The woman caressed the withered hand of her old mistress with genuine affection.

“Have you given up all hope of finding your own relatives, ma’am?” she asked. “You tracked your niece until after her marriage with a corn-chandler, and have discovered that she died, leaving one child, a daughter, and that her husband died also. The girl may live, ma’am. She’s the last of your blood, and surely it’s better to give to your own kin than to undeserving connections or to strangers.”

“But I can’t find the girl,” sighed the old lady. “I’d adopt her and leave her my money, if she was deserving of it; but I’ve set detectives to look for her, and they have failed to discover anything except that her moonstruck parents named her the ‘The Vailed Prophet,’ or ‘Lalla Rookh,’ or some such nonsense. They did find out that she had been educated like a lady—her mother was a lady—and that she had taught music, or drawing, or something. But she may be dead by this time.”

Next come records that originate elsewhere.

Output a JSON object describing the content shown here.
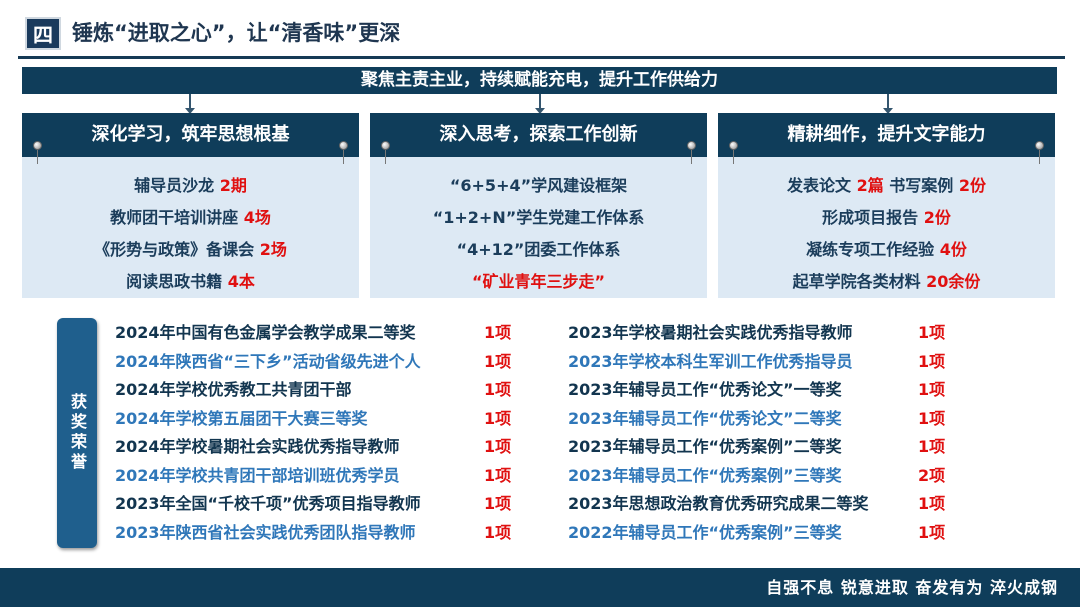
{
  "header": {
    "number": "四",
    "title": "锤炼“进取之心”，让“清香味”更深"
  },
  "banner": "聚焦主责主业，持续赋能充电，提升工作供给力",
  "panels": [
    {
      "title": "深化学习，筑牢思想根基",
      "lines": [
        {
          "text": "辅导员沙龙 ",
          "hl": "2期"
        },
        {
          "text": "教师团干培训讲座 ",
          "hl": "4场"
        },
        {
          "text": "《形势与政策》备课会 ",
          "hl": "2场"
        },
        {
          "text": "阅读思政书籍 ",
          "hl": "4本"
        }
      ]
    },
    {
      "title": "深入思考，探索工作创新",
      "lines": [
        {
          "text": "“6+5+4”学风建设框架",
          "hl": ""
        },
        {
          "text": "“1+2+N”学生党建工作体系",
          "hl": ""
        },
        {
          "text": "“4+12”团委工作体系",
          "hl": ""
        },
        {
          "text": "",
          "hl": "“矿业青年三步走”"
        }
      ]
    },
    {
      "title": "精耕细作，提升文字能力",
      "lines": [
        {
          "text": "发表论文 ",
          "hl": "2篇",
          "text2": " 书写案例 ",
          "hl2": "2份"
        },
        {
          "text": "形成项目报告 ",
          "hl": "2份"
        },
        {
          "text": "凝练专项工作经验 ",
          "hl": "4份"
        },
        {
          "text": "起草学院各类材料 ",
          "hl": "20余份"
        }
      ]
    }
  ],
  "awards": {
    "label": "获奖荣誉",
    "left": [
      {
        "name": "2024年中国有色金属学会教学成果二等奖",
        "count": "1项"
      },
      {
        "name": "2024年陕西省“三下乡”活动省级先进个人",
        "count": "1项"
      },
      {
        "name": "2024年学校优秀教工共青团干部",
        "count": "1项"
      },
      {
        "name": "2024年学校第五届团干大赛三等奖",
        "count": "1项"
      },
      {
        "name": "2024年学校暑期社会实践优秀指导教师",
        "count": "1项"
      },
      {
        "name": "2024年学校共青团干部培训班优秀学员",
        "count": "1项"
      },
      {
        "name": "2023年全国“千校千项”优秀项目指导教师",
        "count": "1项"
      },
      {
        "name": "2023年陕西省社会实践优秀团队指导教师",
        "count": "1项"
      }
    ],
    "right": [
      {
        "name": "2023年学校暑期社会实践优秀指导教师",
        "count": "1项"
      },
      {
        "name": "2023年学校本科生军训工作优秀指导员",
        "count": "1项"
      },
      {
        "name": "2023年辅导员工作“优秀论文”一等奖",
        "count": "1项"
      },
      {
        "name": "2023年辅导员工作“优秀论文”二等奖",
        "count": "1项"
      },
      {
        "name": "2023年辅导员工作“优秀案例”二等奖",
        "count": "1项"
      },
      {
        "name": "2023年辅导员工作“优秀案例”三等奖",
        "count": "2项"
      },
      {
        "name": "2023年思想政治教育优秀研究成果二等奖",
        "count": "1项"
      },
      {
        "name": "2022年辅导员工作“优秀案例”三等奖",
        "count": "1项"
      }
    ]
  },
  "footer": {
    "slogan": "自强不息 锐意进取 奋发有为 淬火成钢"
  },
  "colors": {
    "navy": "#0f3d5a",
    "panel": "#dde9f4",
    "highlight": "#e01010",
    "blue_text": "#2f77b9"
  }
}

“We might advertise for her,” cried the maid all enthusiasm. “We could say, if Miss So and So would call at such a place, she would hear of something to her advantage. I do wish you would leave your money to some nice young lady, instead of these people below. I’ll write the advertisement immediately. What is the name of your great-niece, Mrs. Wroat?”

“It’s Kubla Khan, or Lalla Rookh Bird,” answered the old lady. “There was a crack in my niece’s brain, as was shown by her marriage with a corn-chandler, and by the naming of her child. I wonder what kind of a bird the corn-chandler was,” and Mrs. Wroat laughed queerly. “He left his daughter not one penny to bless herself with. Write the advertisement, Peters, at once. What geese we were not to have thought of an advertisement before. If I can find and cage my Bird, Peters, and it turns out a good and worthy Bird, I’ll leave her the whole of my fifty thousand pounds, and you shall have an annuity, Peters, and live with her and take care of her. She’s only a child—not over seventeen.”

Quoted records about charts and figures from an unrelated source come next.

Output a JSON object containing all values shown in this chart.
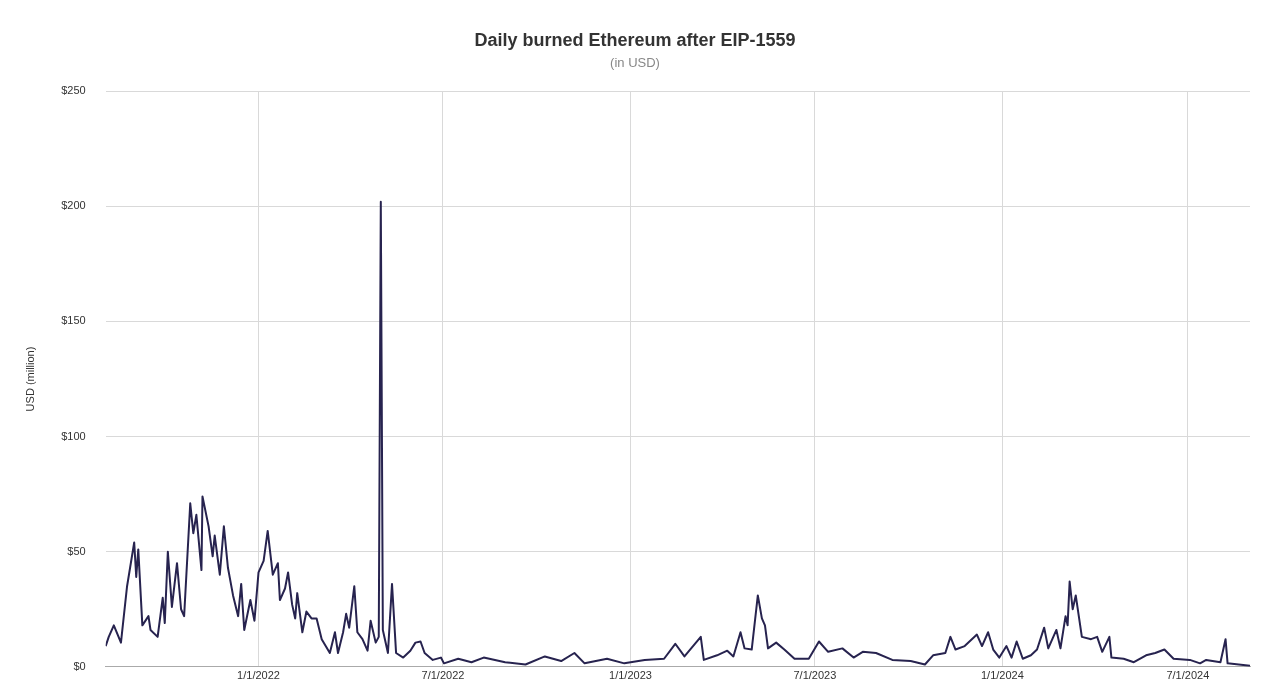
{
  "chart_data": {
    "type": "line",
    "title": "Daily burned Ethereum after EIP-1559",
    "subtitle": "(in USD)",
    "ylabel": "USD (million)",
    "x": [
      "2021-08-04",
      "2021-08-07",
      "2021-08-12",
      "2021-08-19",
      "2021-08-25",
      "2021-09-01",
      "2021-09-03",
      "2021-09-05",
      "2021-09-09",
      "2021-09-15",
      "2021-09-17",
      "2021-09-24",
      "2021-09-29",
      "2021-10-01",
      "2021-10-04",
      "2021-10-08",
      "2021-10-13",
      "2021-10-17",
      "2021-10-20",
      "2021-10-26",
      "2021-10-29",
      "2021-11-01",
      "2021-11-06",
      "2021-11-07",
      "2021-11-13",
      "2021-11-17",
      "2021-11-19",
      "2021-11-24",
      "2021-11-28",
      "2021-12-02",
      "2021-12-07",
      "2021-12-12",
      "2021-12-15",
      "2021-12-18",
      "2021-12-24",
      "2021-12-28",
      "2022-01-01",
      "2022-01-06",
      "2022-01-10",
      "2022-01-15",
      "2022-01-20",
      "2022-01-22",
      "2022-01-27",
      "2022-01-30",
      "2022-02-03",
      "2022-02-06",
      "2022-02-08",
      "2022-02-13",
      "2022-02-17",
      "2022-02-22",
      "2022-02-27",
      "2022-03-04",
      "2022-03-12",
      "2022-03-17",
      "2022-03-20",
      "2022-03-25",
      "2022-03-28",
      "2022-03-31",
      "2022-04-05",
      "2022-04-08",
      "2022-04-13",
      "2022-04-18",
      "2022-04-21",
      "2022-04-26",
      "2022-04-29",
      "2022-05-01",
      "2022-05-03",
      "2022-05-08",
      "2022-05-12",
      "2022-05-16",
      "2022-05-23",
      "2022-05-30",
      "2022-06-04",
      "2022-06-09",
      "2022-06-13",
      "2022-06-21",
      "2022-06-29",
      "2022-07-02",
      "2022-07-16",
      "2022-07-29",
      "2022-08-10",
      "2022-08-31",
      "2022-09-20",
      "2022-10-09",
      "2022-10-25",
      "2022-11-07",
      "2022-11-17",
      "2022-12-09",
      "2022-12-26",
      "2023-01-15",
      "2023-02-03",
      "2023-02-14",
      "2023-02-23",
      "2023-03-11",
      "2023-03-14",
      "2023-03-27",
      "2023-04-06",
      "2023-04-12",
      "2023-04-19",
      "2023-04-23",
      "2023-04-30",
      "2023-05-06",
      "2023-05-10",
      "2023-05-13",
      "2023-05-16",
      "2023-05-24",
      "2023-06-01",
      "2023-06-11",
      "2023-06-25",
      "2023-07-05",
      "2023-07-14",
      "2023-07-28",
      "2023-08-08",
      "2023-08-17",
      "2023-08-30",
      "2023-09-15",
      "2023-10-03",
      "2023-10-17",
      "2023-10-25",
      "2023-11-06",
      "2023-11-11",
      "2023-11-16",
      "2023-11-25",
      "2023-12-07",
      "2023-12-12",
      "2023-12-18",
      "2023-12-23",
      "2023-12-29",
      "2024-01-05",
      "2024-01-10",
      "2024-01-15",
      "2024-01-21",
      "2024-01-29",
      "2024-02-04",
      "2024-02-11",
      "2024-02-15",
      "2024-02-23",
      "2024-02-27",
      "2024-03-03",
      "2024-03-05",
      "2024-03-07",
      "2024-03-10",
      "2024-03-13",
      "2024-03-16",
      "2024-03-19",
      "2024-03-28",
      "2024-04-03",
      "2024-04-08",
      "2024-04-15",
      "2024-04-17",
      "2024-04-29",
      "2024-05-09",
      "2024-05-21",
      "2024-05-30",
      "2024-06-08",
      "2024-06-17",
      "2024-07-03",
      "2024-07-13",
      "2024-07-19",
      "2024-08-02",
      "2024-08-07",
      "2024-08-09",
      "2024-08-31"
    ],
    "series": [
      {
        "color": "#27234f",
        "values": [
          9,
          13,
          18,
          10.5,
          35,
          54,
          39,
          51,
          18,
          22,
          16,
          13,
          30,
          19,
          50,
          26,
          45,
          25,
          22,
          71,
          58,
          66,
          42,
          74,
          61,
          48,
          57,
          40,
          61,
          43,
          31,
          22,
          36,
          16,
          29,
          20,
          41,
          46,
          59,
          40,
          45,
          29,
          34,
          41,
          27,
          21,
          32,
          15,
          24,
          21,
          21,
          12,
          6,
          15,
          6,
          15,
          23,
          17,
          35,
          15,
          12,
          7,
          20,
          10.5,
          13,
          202,
          16,
          6,
          36,
          6,
          4,
          7,
          10.5,
          11,
          6,
          3,
          4,
          1.5,
          3.5,
          2,
          4,
          2,
          1,
          4.5,
          2.5,
          6,
          1.5,
          3.5,
          1.5,
          3,
          3.5,
          10,
          4.5,
          13,
          3,
          5,
          7,
          4.5,
          15,
          8,
          7.5,
          31,
          21,
          18,
          8,
          10.5,
          7.5,
          3.5,
          3.5,
          11,
          6.5,
          8,
          4,
          6.5,
          6,
          3,
          2.5,
          1,
          5,
          6,
          13,
          7.5,
          9,
          14,
          9,
          15,
          7.5,
          4,
          9,
          4,
          11,
          3.5,
          5,
          7.5,
          17,
          8,
          16,
          8,
          22,
          18,
          37,
          25,
          31,
          22,
          13,
          12,
          13,
          6.5,
          13,
          4,
          3.5,
          2,
          5,
          6,
          7.5,
          3.5,
          3,
          1.5,
          3,
          2,
          12,
          1.5,
          0.5
        ]
      }
    ],
    "xlim": [
      "2021-08-04",
      "2024-08-31"
    ],
    "xticks": [
      {
        "value": "2022-01-01",
        "label": "1/1/2022"
      },
      {
        "value": "2022-07-01",
        "label": "7/1/2022"
      },
      {
        "value": "2023-01-01",
        "label": "1/1/2023"
      },
      {
        "value": "2023-07-01",
        "label": "7/1/2023"
      },
      {
        "value": "2024-01-01",
        "label": "1/1/2024"
      },
      {
        "value": "2024-07-01",
        "label": "7/1/2024"
      }
    ],
    "ylim": [
      0,
      250
    ],
    "yticks": [
      {
        "value": 0,
        "label": "$0"
      },
      {
        "value": 50,
        "label": "$50"
      },
      {
        "value": 100,
        "label": "$100"
      },
      {
        "value": 150,
        "label": "$150"
      },
      {
        "value": 200,
        "label": "$200"
      },
      {
        "value": 250,
        "label": "$250"
      }
    ],
    "grid": true,
    "legend": false,
    "marker": "none",
    "line_style": "solid"
  }
}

Peters brought out her mistress’ portable writing-desk, and sat down before it to pen the required advertisement. Being unused to composition, she spoiled a dozen sheets of paper before she produced the following, which she read aloud to her mistress:

“If Miss Lalla Bird will apply to the undersigned she will hear of something to her advantage. M. W., Mount street, London, W.”

“That will do,” cried Mrs. Wroat delighted. “M. W.—Maria Wroat. Very good. We’ll have it in all the London papers. Make a dozen copies of it, and address them to a dozen different papers. You shall get the post-office orders to put with them in the morning. But let us see if the advertisement wants any improving. Read it again.”

The maid did so. As she concluded, and before she could speak, the advertisement was answered, for a low knock was heard at the door, and the young governess, in her black dress and with her young face pitiful in its sadness, entered the room, and said shyly and with a low courtesy:

“If you please, ma’am, I’m the governess, and Mrs. Blight sent me in to play to you. My name is Miss Bird.”